Cranchi Mediterranee 50 Page 2
Cranchi Mediterranée 50
— By Capt. Bill Pike — June 2002
Whether I pointed the 50's bow up-sea, down-sea, or side-sea, she zoomed amid the waves with an enthusiasm that equaled my own. At one point I had her charging almost due north, with the weather on the starboard bow, making pretty close to 30 knots (according to our Raymarine RC 530 chartplotter), with the tabs down-angled just enough to maintain an overall four- to five-degree running attitude. What a ride! I felt comfortable at the helm, confident, empowered. We're talkin' the highlight of the day.
But such an experience is rarely the total product of a single design element, even an important one. Two other factors contribute to the 50's spirited offshore performance. First, the techniques used to construct the boat are both modern and intensely integrated. From the all-glass, longitudinally framed grid that strengthens her monocoque-type skin, to the succession of watertight bulkheads that divide her interior into true watertight compartments, what results is impressive structural integrity and cohesiveness.

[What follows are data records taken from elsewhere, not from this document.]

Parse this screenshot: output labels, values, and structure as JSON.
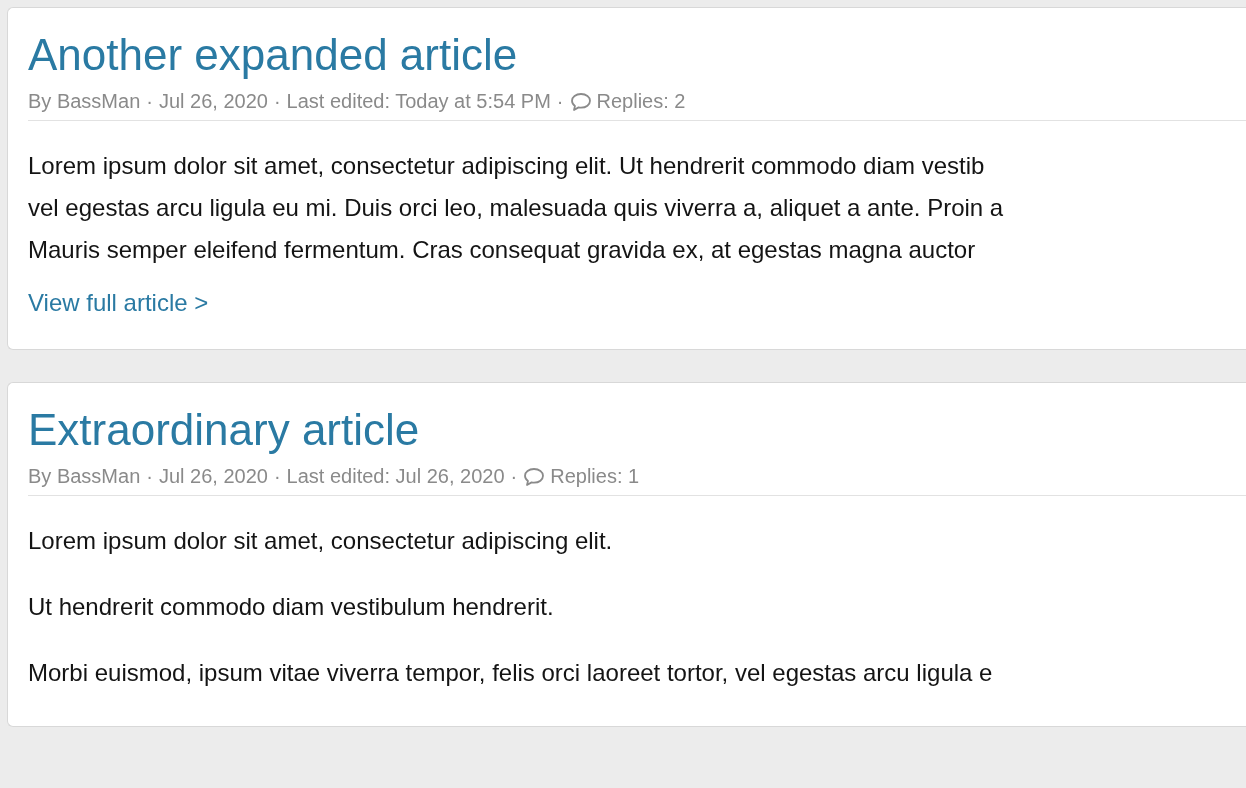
{
  "articles": [
    {
      "title": "Another expanded article",
      "meta": [
        {
          "kind": "text",
          "text": "By BassMan"
        },
        {
          "kind": "sep",
          "text": "·"
        },
        {
          "kind": "text",
          "text": "Jul 26, 2020"
        },
        {
          "kind": "sep",
          "text": "·"
        },
        {
          "kind": "text",
          "text": "Last edited: Today at 5:54 PM"
        },
        {
          "kind": "sep",
          "text": "·"
        },
        {
          "kind": "replies",
          "text": "Replies: 2"
        }
      ],
      "paragraphs": [
        [
          "Lorem ipsum dolor sit amet, consectetur adipiscing elit. Ut hendrerit commodo diam vestib",
          "vel egestas arcu ligula eu mi. Duis orci leo, malesuada quis viverra a, aliquet a ante. Proin a",
          "Mauris semper eleifend fermentum. Cras consequat gravida ex, at egestas magna auctor"
        ]
      ],
      "link": "View full article >"
    },
    {
      "title": "Extraordinary article",
      "meta": [
        {
          "kind": "text",
          "text": "By BassMan"
        },
        {
          "kind": "sep",
          "text": "·"
        },
        {
          "kind": "text",
          "text": "Jul 26, 2020"
        },
        {
          "kind": "sep",
          "text": "·"
        },
        {
          "kind": "text",
          "text": "Last edited: Jul 26, 2020"
        },
        {
          "kind": "sep",
          "text": "·"
        },
        {
          "kind": "replies",
          "text": "Replies: 1"
        }
      ],
      "paragraphs": [
        [
          "Lorem ipsum dolor sit amet, consectetur adipiscing elit."
        ],
        [
          "Ut hendrerit commodo diam vestibulum hendrerit."
        ],
        [
          "Morbi euismod, ipsum vitae viverra tempor, felis orci laoreet tortor, vel egestas arcu ligula e"
        ]
      ]
    }
  ]
}
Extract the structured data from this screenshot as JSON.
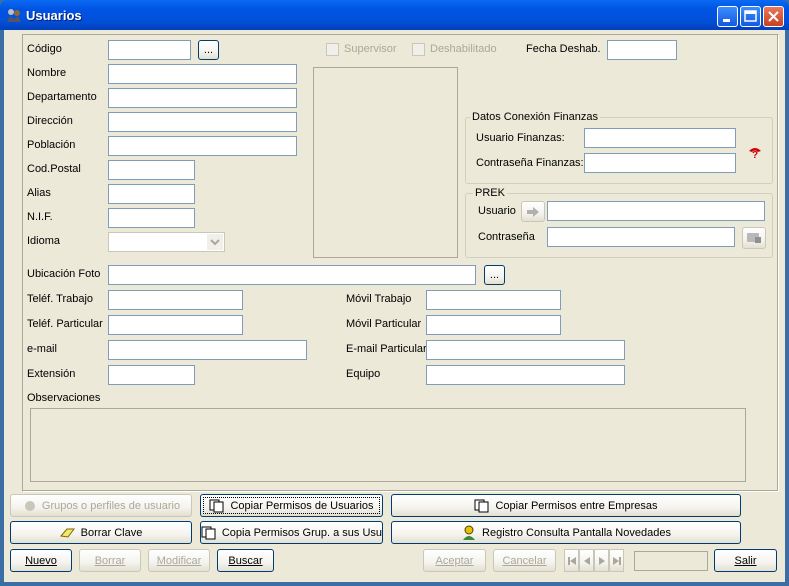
{
  "window": {
    "title": "Usuarios"
  },
  "labels": {
    "codigo": "Código",
    "nombre": "Nombre",
    "departamento": "Departamento",
    "direccion": "Dirección",
    "poblacion": "Población",
    "cod_postal": "Cod.Postal",
    "alias": "Alias",
    "nif": "N.I.F.",
    "idioma": "Idioma",
    "supervisor": "Supervisor",
    "deshabilitado": "Deshabilitado",
    "fecha_deshab": "Fecha Deshab.",
    "ubicacion_foto": "Ubicación Foto",
    "telef_trabajo": "Teléf. Trabajo",
    "telef_particular": "Teléf. Particular",
    "email": "e-mail",
    "extension": "Extensión",
    "movil_trabajo": "Móvil Trabajo",
    "movil_particular": "Móvil Particular",
    "email_particular": "E-mail Particular",
    "equipo": "Equipo",
    "observaciones": "Observaciones"
  },
  "finanzas": {
    "group_label": "Datos Conexión Finanzas",
    "usuario": "Usuario Finanzas:",
    "contrasena": "Contraseña Finanzas:"
  },
  "prek": {
    "group_label": "PREK",
    "usuario": "Usuario",
    "contrasena": "Contraseña"
  },
  "buttons": {
    "browse": "...",
    "grupos": "Grupos o perfiles de usuario",
    "copiar_permisos_usuarios": "Copiar Permisos de Usuarios",
    "copiar_permisos_empresas": "Copiar Permisos entre Empresas",
    "borrar_clave": "Borrar Clave",
    "copia_permisos_grup": "Copia Permisos Grup. a sus Usu",
    "registro_consulta": "Registro Consulta Pantalla Novedades",
    "nuevo": "Nuevo",
    "borrar": "Borrar",
    "modificar": "Modificar",
    "buscar": "Buscar",
    "aceptar": "Aceptar",
    "cancelar": "Cancelar",
    "salir": "Salir"
  },
  "colors": {
    "titlebar": "#0054E3",
    "face": "#ECE9D8",
    "border": "#7F9DB9"
  }
}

And then there's the 50's engineering. To achieve proper balance and an optimized angle of attack at speed, Cranchi mounts the 50's matched set of Volvo Penta TAMD 74P EDC diesel inboards low, fairly close together, and well forward. The first two points enhance transverse stability, and the third, among other things, helps reduce running angle coming out of the hole. Moreover, each engine is trunion-mounted on isolators atop steel beams interconnected with welded-steel brackets, a setup that rivals the boat's monocoque glasswork for pure, structural rigidity. Fuel lines are made of copper, a long-lasting material. Some years ago I took issue with the use of copper lines on Italian boats, primarily because the material tends to fatigue and break when subjected to vibration. Cranchi addresses the issue with flexible bulkhead hangers as well as flexible couplings between the copper and any source of vibration, whether genset or main engine.

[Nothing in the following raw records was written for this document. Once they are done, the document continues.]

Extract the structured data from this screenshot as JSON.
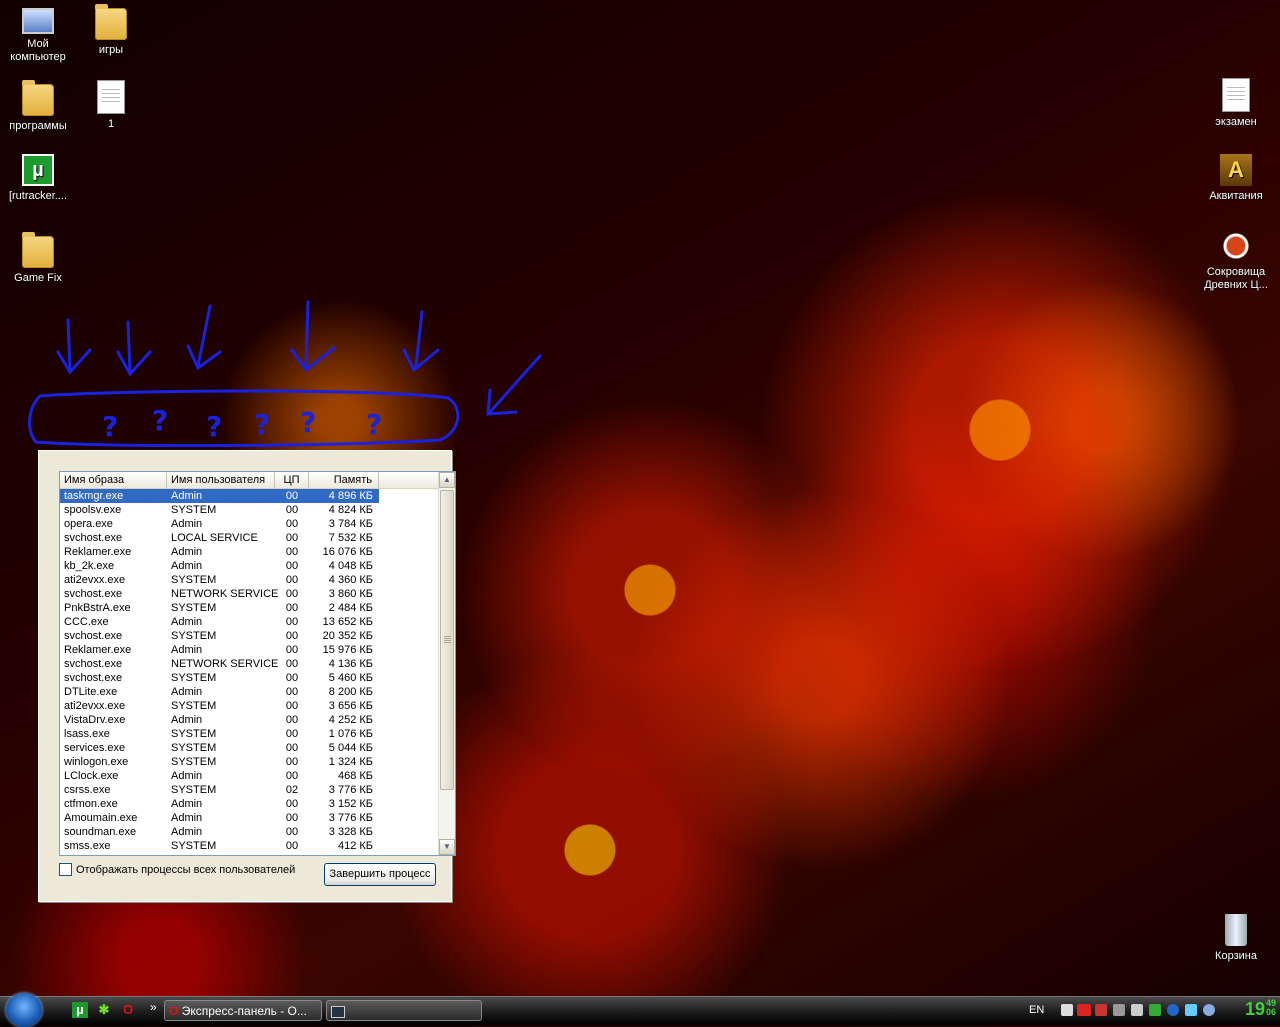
{
  "desktop": {
    "icons": [
      {
        "label": "Мой компьютер",
        "icon": "my-computer-icon"
      },
      {
        "label": "игры",
        "icon": "folder-icon"
      },
      {
        "label": "программы",
        "icon": "folder-icon"
      },
      {
        "label": "1",
        "icon": "document-icon"
      },
      {
        "label": "[rutracker....",
        "icon": "utorrent-icon"
      },
      {
        "label": "Game Fix",
        "icon": "folder-icon"
      },
      {
        "label": "экзамен",
        "icon": "document-icon"
      },
      {
        "label": "Аквитания",
        "icon": "game-icon"
      },
      {
        "label": "Сокровища Древних Ц...",
        "icon": "bug-game-icon"
      },
      {
        "label": "Корзина",
        "icon": "recycle-bin-icon"
      }
    ]
  },
  "annotation": {
    "question_mark": "?",
    "color": "#1a22e0"
  },
  "task_manager": {
    "columns": [
      "Имя образа",
      "Имя пользователя",
      "ЦП",
      "Память"
    ],
    "rows": [
      [
        "taskmgr.exe",
        "Admin",
        "00",
        "4 896 КБ"
      ],
      [
        "spoolsv.exe",
        "SYSTEM",
        "00",
        "4 824 КБ"
      ],
      [
        "opera.exe",
        "Admin",
        "00",
        "3 784 КБ"
      ],
      [
        "svchost.exe",
        "LOCAL SERVICE",
        "00",
        "7 532 КБ"
      ],
      [
        "Reklamer.exe",
        "Admin",
        "00",
        "16 076 КБ"
      ],
      [
        "kb_2k.exe",
        "Admin",
        "00",
        "4 048 КБ"
      ],
      [
        "ati2evxx.exe",
        "SYSTEM",
        "00",
        "4 360 КБ"
      ],
      [
        "svchost.exe",
        "NETWORK SERVICE",
        "00",
        "3 860 КБ"
      ],
      [
        "PnkBstrA.exe",
        "SYSTEM",
        "00",
        "2 484 КБ"
      ],
      [
        "CCC.exe",
        "Admin",
        "00",
        "13 652 КБ"
      ],
      [
        "svchost.exe",
        "SYSTEM",
        "00",
        "20 352 КБ"
      ],
      [
        "Reklamer.exe",
        "Admin",
        "00",
        "15 976 КБ"
      ],
      [
        "svchost.exe",
        "NETWORK SERVICE",
        "00",
        "4 136 КБ"
      ],
      [
        "svchost.exe",
        "SYSTEM",
        "00",
        "5 460 КБ"
      ],
      [
        "DTLite.exe",
        "Admin",
        "00",
        "8 200 КБ"
      ],
      [
        "ati2evxx.exe",
        "SYSTEM",
        "00",
        "3 656 КБ"
      ],
      [
        "VistaDrv.exe",
        "Admin",
        "00",
        "4 252 КБ"
      ],
      [
        "lsass.exe",
        "SYSTEM",
        "00",
        "1 076 КБ"
      ],
      [
        "services.exe",
        "SYSTEM",
        "00",
        "5 044 КБ"
      ],
      [
        "winlogon.exe",
        "SYSTEM",
        "00",
        "1 324 КБ"
      ],
      [
        "LClock.exe",
        "Admin",
        "00",
        "468 КБ"
      ],
      [
        "csrss.exe",
        "SYSTEM",
        "02",
        "3 776 КБ"
      ],
      [
        "ctfmon.exe",
        "Admin",
        "00",
        "3 152 КБ"
      ],
      [
        "Amoumain.exe",
        "Admin",
        "00",
        "3 776 КБ"
      ],
      [
        "soundman.exe",
        "Admin",
        "00",
        "3 328 КБ"
      ],
      [
        "smss.exe",
        "SYSTEM",
        "00",
        "412 КБ"
      ]
    ],
    "selected_row": 0,
    "show_all_users_label": "Отображать процессы всех пользователей",
    "show_all_users_checked": false,
    "end_process_label": "Завершить процесс"
  },
  "taskbar": {
    "quicklaunch_more": "»",
    "buttons": [
      {
        "label": "Экспресс-панель - О..."
      },
      {
        "label": ""
      }
    ],
    "tray": {
      "language": "EN",
      "clock_time": "19",
      "clock_minutes": "49",
      "clock_seconds": "06"
    }
  }
}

Lesser but still admirable engineering details include tall, open PVC pipes fitted over transducers so they can be replaced or maintained without hauling the boat, dipstick access points for directly measuring fuel levels in the stainless steel fuel tanks, and a "soft patch" over the machinery spaces supported on a grid of beefy aluminum box beams so the mains can be extracted with relative ease should the need ever arise.
One final, compelling aspect of the 50's personality announced itself as soon as I set foot inside: an alluring mix of modern styling and old-world craftsmanship. Although the layout is contemporary--with a master and en suite head at the bow, two guest staterooms aft (with a day head nearby), and galley/saloon/dinette area in between--the lacquerwork on the American cherry is as warm and traditionally Italian as the scent of freshly made pesto. Upholstery's finely executed, too. A few details I especially liked were the soft shapeliness of the leather C-shape lounge in the dinette area, the precise finish work on the Alcantara headliners throughout, and the lovely feel of the leather covers on all the door handles.

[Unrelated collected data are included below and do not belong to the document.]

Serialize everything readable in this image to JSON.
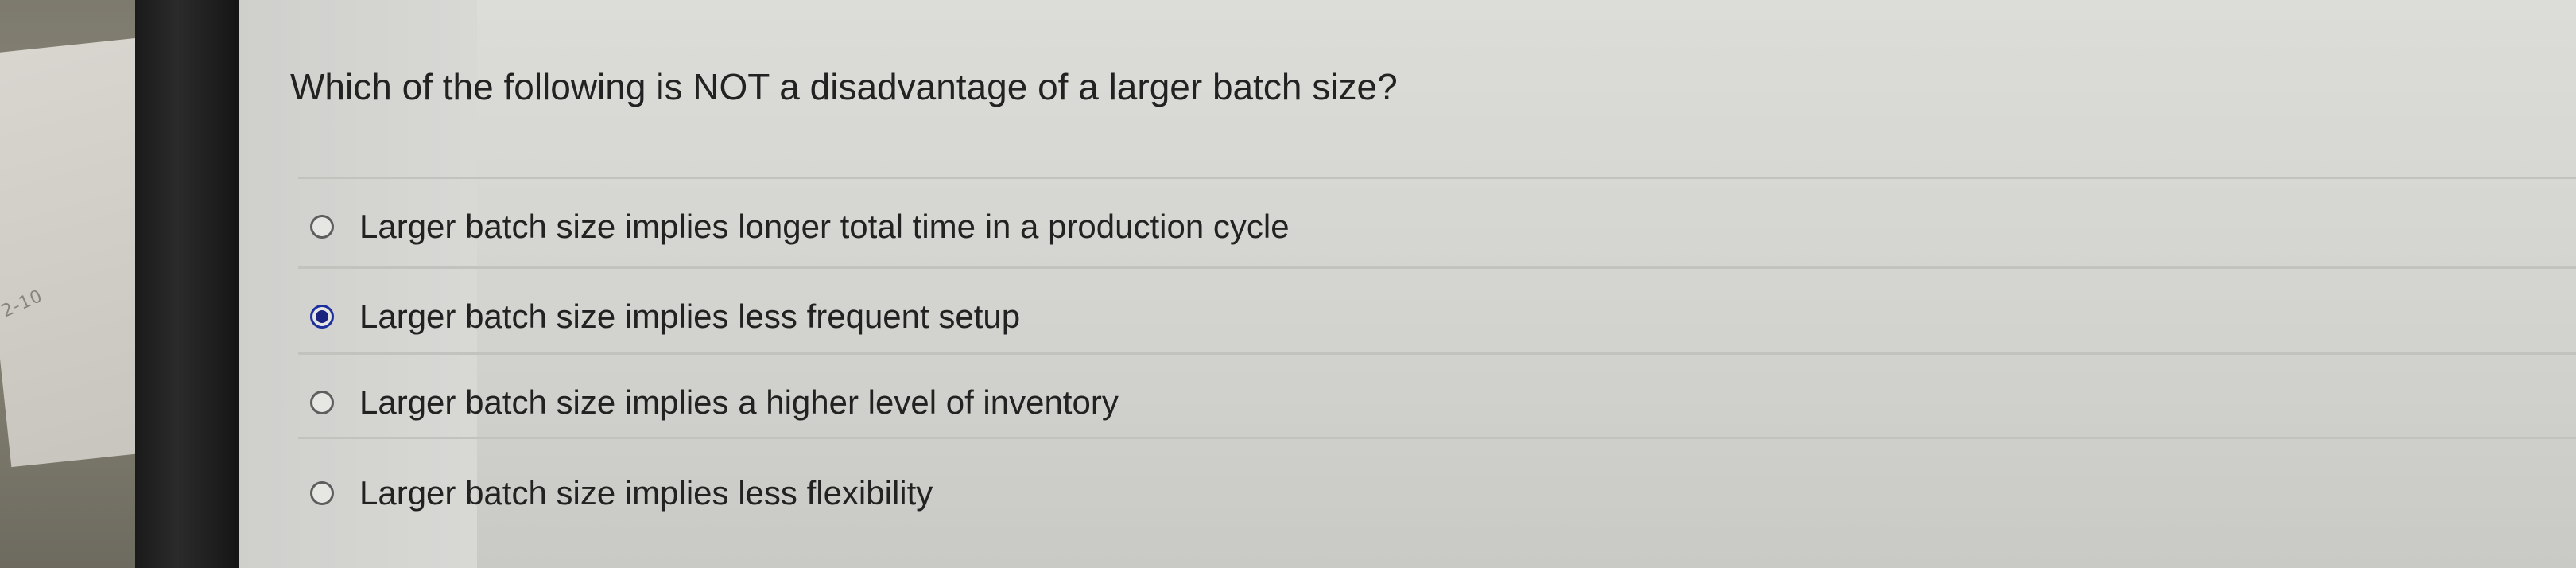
{
  "question": {
    "text": "Which of the following is NOT a disadvantage of a larger batch size?"
  },
  "options": [
    {
      "label": "Larger batch size implies longer total time in a production cycle",
      "selected": false
    },
    {
      "label": "Larger batch size implies less frequent setup",
      "selected": true
    },
    {
      "label": "Larger batch size implies a higher level of inventory",
      "selected": false
    },
    {
      "label": "Larger batch size implies less flexibility",
      "selected": false
    }
  ],
  "background": {
    "paper_note": "2-10"
  }
}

What really put the frosting on the cannoli for me, however, was what the garage at the stern of our test boat contained: a feisty little Zodiac Projet 350. When launched via a gutsy electric Master Winch mounted on a bulkhead inside the engine room, a couple of sets of rollers in the garage deck, and a fold-overboard bracket that features easy-going pneumatic tires, it soon proved to be a racy bit of entertainment in its own right.
Not to imply that driving a jet-powered RIB around a Palm Beach marina is anything remotely like driving a Cranchi Mediterraneé 50 around the Gulf Stream, of course. But hey! Fun is fun.